Nova denúncia de assédio é decisiva para STJ afastar ministro Marco Buzzi
O surgimento de uma nova acusação de assédio sexual contra o ministro Marco Buzzi foi o fator determinante para que os colegas do Superior Tribunal de Justiça (STJ) decidissem, por unanimidade, afastá-lo do cargo. Integrantes do tribunal relataram que o depoimento da mulher, prestado nesta segunda-feira (9) à Corregedoria do Conselho Nacional de Justiça (CNJ), foi confirmado por testemunhas e descreve um comportamento semelhante ao denunciado anteriormente por uma jovem de 18 anos.
Detalhes sob sigilo e investigações em curso
A identidade da nova denunciante e as circunstâncias específicas da conduta atribuída a Buzzi são mantidas sob sigilo. O ministro enfrenta investigações no âmbito administrativo pelo CNJ e pelo próprio STJ, enquanto na esfera criminal, um inquérito está aberto no Supremo Tribunal Federal (STF), devido à prerrogativa de foro de seu cargo. Buzzi nega todas as acusações.

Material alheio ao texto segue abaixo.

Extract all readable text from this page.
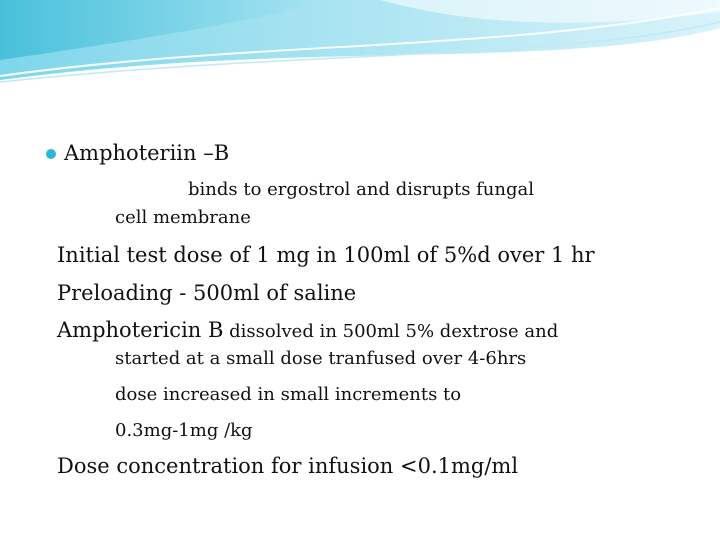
Amphoteriin –B
binds to ergostrol and disrupts fungal
cell membrane
Initial test dose of 1 mg in 100ml of 5%d over 1 hr
Preloading - 500ml of saline
Amphotericin B dissolved in 500ml 5% dextrose and
started at a small dose tranfused over 4-6hrs
dose increased in small increments to
0.3mg-1mg /kg
Dose concentration for infusion <0.1mg/ml
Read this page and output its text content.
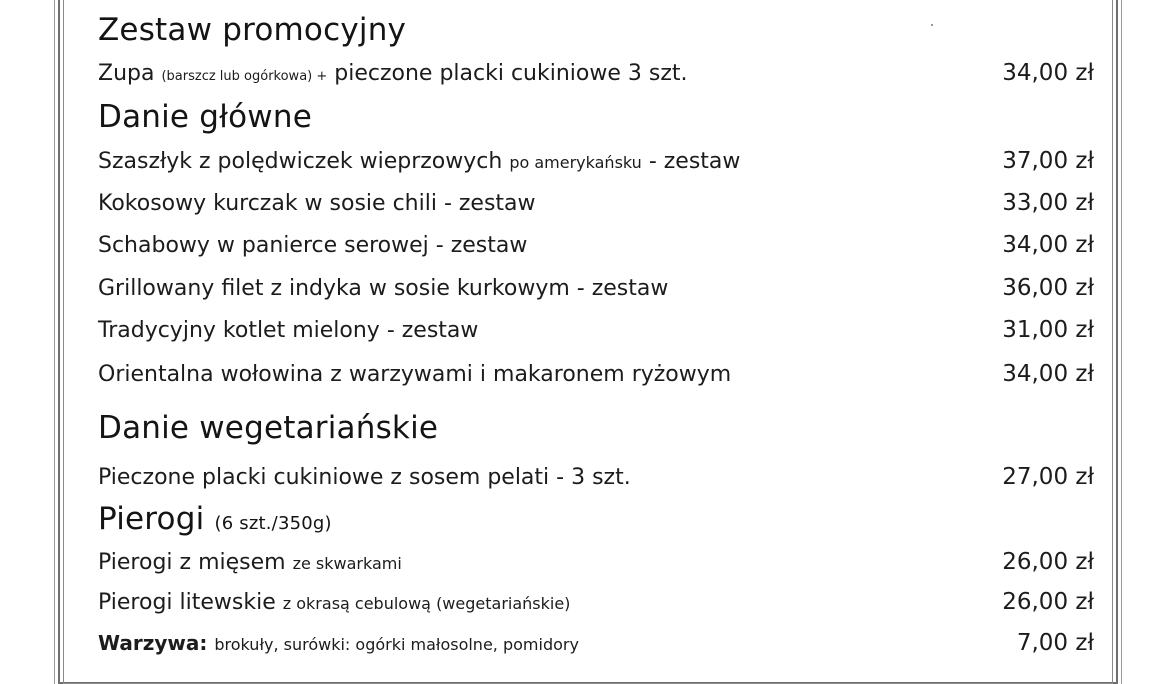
Zestaw promocyjny
Zupa (barszcz lub ogórkowa) + pieczone placki cukiniowe 3 szt.	34,00 zł
Danie główne
Szaszłyk z polędwiczek wieprzowych po amerykańsku - zestaw	37,00 zł
Kokosowy kurczak w sosie chili - zestaw	33,00 zł
Schabowy w panierce serowej - zestaw	34,00 zł
Grillowany filet z indyka w sosie kurkowym - zestaw	36,00 zł
Tradycyjny kotlet mielony - zestaw	31,00 zł
Orientalna wołowina z warzywami i makaronem ryżowym	34,00 zł
Danie wegetariańskie
Pieczone placki cukiniowe z sosem pelati - 3 szt.	27,00 zł
Pierogi (6 szt./350g)
Pierogi z mięsem ze skwarkami	26,00 zł
Pierogi litewskie z okrasą cebulową (wegetariańskie)	26,00 zł
Warzywa: brokuły, surówki: ogórki małosolne, pomidory	7,00 zł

Em nota divulgada nesta terça-feira (10), o STJ informou que o afastamento é "cautelar, temporário e excepcional". Uma nova sessão foi marcada para 10 de março para deliberar sobre as conclusões da sindicância interna. Até lá, o ministro não pode atuar no cargo, mas continua recebendo normalmente o salário de R$ 44 mil.

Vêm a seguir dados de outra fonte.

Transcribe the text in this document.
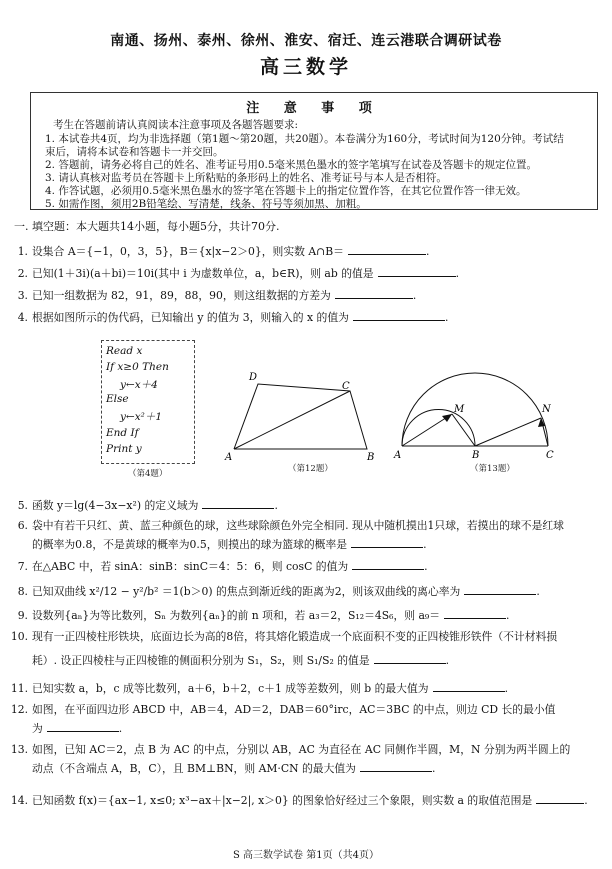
南通、扬州、泰州、徐州、淮安、宿迁、连云港联合调研试卷
高三数学
注 意 事 项
考生在答题前请认真阅读本注意事项及各题答题要求:
1. 本试卷共4页，均为非选择题（第1题～第20题，共20题）。本卷满分为160分，考试时间为120分钟。考试结
束后，请将本试卷和答题卡一并交回。
2. 答题前，请务必将自己的姓名、准考证号用0.5毫米黑色墨水的签字笔填写在试卷及答题卡的规定位置。
3. 请认真核对监考员在答题卡上所粘贴的条形码上的姓名、准考证号与本人是否相符。
4. 作答试题，必须用0.5毫米黑色墨水的签字笔在答题卡上的指定位置作答，在其它位置作答一律无效。
5. 如需作图，须用2B铅笔绘、写清楚，线条、符号等须加黑、加粗。
一. 填空题：本大题共14小题，每小题5分，共计70分.
1. 设集合 A＝{−1，0，3，5}，B＝{x|x−2＞0}，则实数 A∩B＝	.
2. 已知(1＋3i)(a＋bi)＝10i(其中 i 为虚数单位，a，b∈R)，则 ab 的值是	.
3. 已知一组数据为 82，91，89，88，90，则这组数据的方差为	.
4. 根据如图所示的伪代码，已知输出 y 的值为 3，则输入的 x 的值为	.
Read x
If x≥0 Then
y←x＋4
Else
y←x²＋1
End If
Print y
（第4题）
A	B
C
D
（第12题）
A	B	C
M	N
（第13题）
5. 函数 y＝lg(4−3x−x²) 的定义域为	.
6. 袋中有若干只红、黄、蓝三种颜色的球，这些球除颜色外完全相同. 现从中随机摸出1只球，若摸出的球不是红球
的概率为0.8，不是黄球的概率为0.5，则摸出的球为篮球的概率是	.
7. 在△ABC 中，若 sinA：sinB：sinC＝4：5：6，则 cosC 的值为	.
8. 已知双曲线 x²/12 − y²/b² ＝1(b＞0) 的焦点到渐近线的距离为2，则该双曲线的离心率为	.
9. 设数列{aₙ}为等比数列，Sₙ 为数列{aₙ}的前 n 项和，若 a₃＝2，S₁₂＝4S₆，则 a₉＝	.
10. 现有一正四棱柱形铁块，底面边长为高的8倍，将其熔化锻造成一个底面积不变的正四棱锥形铁件（不计材料损
耗）. 设正四棱柱与正四棱锥的侧面积分别为 S₁，S₂，则 S₁/S₂ 的值是	.
11. 已知实数 a，b，c 成等比数列，a＋6，b＋2，c＋1 成等差数列，则 b 的最大值为	.
12. 如图，在平面四边形 ABCD 中，AB＝4，AD＝2，DAB＝60°irc，AC＝3BC 的中点，则边 CD 长的最小值
为	.
13. 如图，已知 AC＝2，点 B 为 AC 的中点，分别以 AB，AC 为直径在 AC 同侧作半圆，M，N 分别为两半圆上的
动点（不含端点 A，B，C），且 BM⊥BN，则 AM·CN 的最大值为	.
14. 已知函数 f(x)＝{ax−1, x≤0; x³−ax＋|x−2|, x＞0} 的图象恰好经过三个象限，则实数 a 的取值范围是	.
S 高三数学试卷 第1页（共4页）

Preocupação com a imagem do tribunal e resposta rápida
Internamente, avalia-se que o tribunal agiu rapidamente para dar uma resposta à sociedade, adotando medidas contra um de seus integrantes. Ministros do STJ começaram a defender ainda na semana passada o afastamento de Buzzi, pelo menos até a conclusão das investigações, devido ao impacto causado pelas acusações. Houve a preocupação de blindar o tribunal e evitar que ele fosse arrastado para uma crise de caráter pessoal, com alertas sobre a possibilidade de novas denúncias surgirem.
Reação de Buzzi e possíveis desdobramentos
Também nesta terça, Buzzi apresentou um atestado de uma psiquiatra solicitando licença médica por 90 dias. Ele enviou uma carta aos colegas de tribunal negando as acusações de que teria assediado a jovem de 18 anos, filha de amigos seus. "Tudo está causando mágoas às pessoas da minha família e convivência. Creio que nos procedimentos já instaurados demonstrarei minha inocência", afirmou Buzzi.
Enquanto estiver afastado preliminarmente, o ministro ficará impedido de acessar o local de trabalho e usar veículo oficial. O tribunal ainda vai deliberar sobre a abertura de um procedimento administrativo disciplinar contra ele. Enquanto isso não acontece, o ministro pode pedir aposentadoria para se afastar em definitivo do STJ, mas se o processo for aberto, essa hipótese deixa de existir.